Saturday, Feb 25, 2017 5:00 PM – 8:00 PM
1709 West Chicago Ave. Chicago, IL 60622

Exhibition on view February 25-April 8
Opening reception: Saturday, February 25, 5-8pm

DOCUMENT is pleased to present Geraldo de Barros’ first solo exhibition at the gallery. De Barros (São Paulo, Brazil, 1923-1998) concentrated on photography within two periods of time, each resulting in the production of the two bodies of work represented in this exhibition: the Fotoformas (1949-51) and the Sobras (1996-1998). By using a medium that so persuasively locates itself within day-to-day reality, de Barros was able interrogate the relationship between photography and other forms of capturing experience. In both series, he overlaid photographic document with the making-visible of imaginative or formal associations, and collapsed different moments of time into a single image.

Fotoformas and Sobras bridge the beginning and end of de Barros’ working life as an artist. Between the two, his activity had included participating in the formation of the Concrete Art group Ruptura (1952-1959); co-founding both the collectivist furniture factory Unilabor (1954-1961) and the graphic design consultancy forminform (1958); creating, with Nelson Leirner and Wesley Duke Lee, an anarchic space named Rex Gallery and Sons (1966- 1967), and founding the furniture company Hobjeto (1964-1989). The artistic output of this varied trajectory encompassed abstract painting, industrial and graphic design, assemblages produced by painting over found billboard fragments, and abstract reliefs made of Formica. This multifaceted career suggests a wilful and dextrous heterogeneity that is also contained within De Barros’ attitude towards photography. 

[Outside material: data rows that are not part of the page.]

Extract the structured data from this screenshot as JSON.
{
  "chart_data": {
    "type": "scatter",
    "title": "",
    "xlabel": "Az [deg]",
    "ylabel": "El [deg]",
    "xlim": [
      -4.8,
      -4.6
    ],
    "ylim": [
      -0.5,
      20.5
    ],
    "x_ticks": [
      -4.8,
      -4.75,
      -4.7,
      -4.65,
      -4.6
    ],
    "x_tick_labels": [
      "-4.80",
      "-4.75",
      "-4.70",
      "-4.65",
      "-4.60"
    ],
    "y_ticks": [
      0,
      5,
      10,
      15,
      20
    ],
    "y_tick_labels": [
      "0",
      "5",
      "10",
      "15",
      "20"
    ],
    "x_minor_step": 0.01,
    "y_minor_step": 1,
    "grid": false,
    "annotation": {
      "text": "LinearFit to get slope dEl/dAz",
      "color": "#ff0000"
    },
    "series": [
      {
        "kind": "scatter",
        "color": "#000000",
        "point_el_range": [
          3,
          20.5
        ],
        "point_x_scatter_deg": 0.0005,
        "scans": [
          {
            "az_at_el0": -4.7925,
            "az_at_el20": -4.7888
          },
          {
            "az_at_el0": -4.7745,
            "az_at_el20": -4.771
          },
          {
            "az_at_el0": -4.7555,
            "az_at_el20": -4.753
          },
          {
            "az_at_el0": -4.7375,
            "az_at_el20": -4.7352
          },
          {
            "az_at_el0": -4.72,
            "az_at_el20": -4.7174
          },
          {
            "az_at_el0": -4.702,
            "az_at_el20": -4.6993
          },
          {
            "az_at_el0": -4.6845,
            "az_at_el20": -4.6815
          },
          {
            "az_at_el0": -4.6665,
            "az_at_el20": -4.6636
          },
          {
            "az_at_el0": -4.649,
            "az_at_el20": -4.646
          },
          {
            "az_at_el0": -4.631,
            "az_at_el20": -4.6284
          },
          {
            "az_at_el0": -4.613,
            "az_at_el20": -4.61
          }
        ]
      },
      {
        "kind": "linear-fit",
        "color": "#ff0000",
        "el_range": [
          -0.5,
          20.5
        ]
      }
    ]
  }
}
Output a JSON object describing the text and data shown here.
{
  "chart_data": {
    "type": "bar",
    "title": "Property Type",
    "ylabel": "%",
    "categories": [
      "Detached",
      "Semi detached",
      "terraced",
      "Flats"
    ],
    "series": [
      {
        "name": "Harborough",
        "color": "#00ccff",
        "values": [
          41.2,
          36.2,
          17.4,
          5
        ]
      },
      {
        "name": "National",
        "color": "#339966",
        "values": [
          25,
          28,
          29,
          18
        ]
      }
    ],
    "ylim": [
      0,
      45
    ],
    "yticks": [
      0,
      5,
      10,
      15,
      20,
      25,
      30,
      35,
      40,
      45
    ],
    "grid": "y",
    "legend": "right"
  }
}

Through their use of cutting, cropping and collage, the Sobras also recall the processes first used in the production of the Fotoformas. Whereas the relationship between the two series is consistently apparent at the level of technique, the set of photo-collages on paper that also forms part of Sobras creates a more explicit connection to the Fotoformas. Their source materials were reproductions of his earliest images, as produced for a book published for his 1994 retrospective in São Paulo. Being fortunate enough to be witness to the beginnings of his own historicisation, the Sobras thus allowed de Barros to submit his photographic practice to a degree of chronological disobedience. As a deliberate return to photography, his final series again marked out the distinct parameters of his approach to this medium. This is a series of work that de Barros began at the end of his life, but it is also one provoked by a need to recall his first motivations for engaging with photography. The Sobras, formed by a process of looking back that acted against both nostalgia and narrative, continue to invite the intrusion of the present.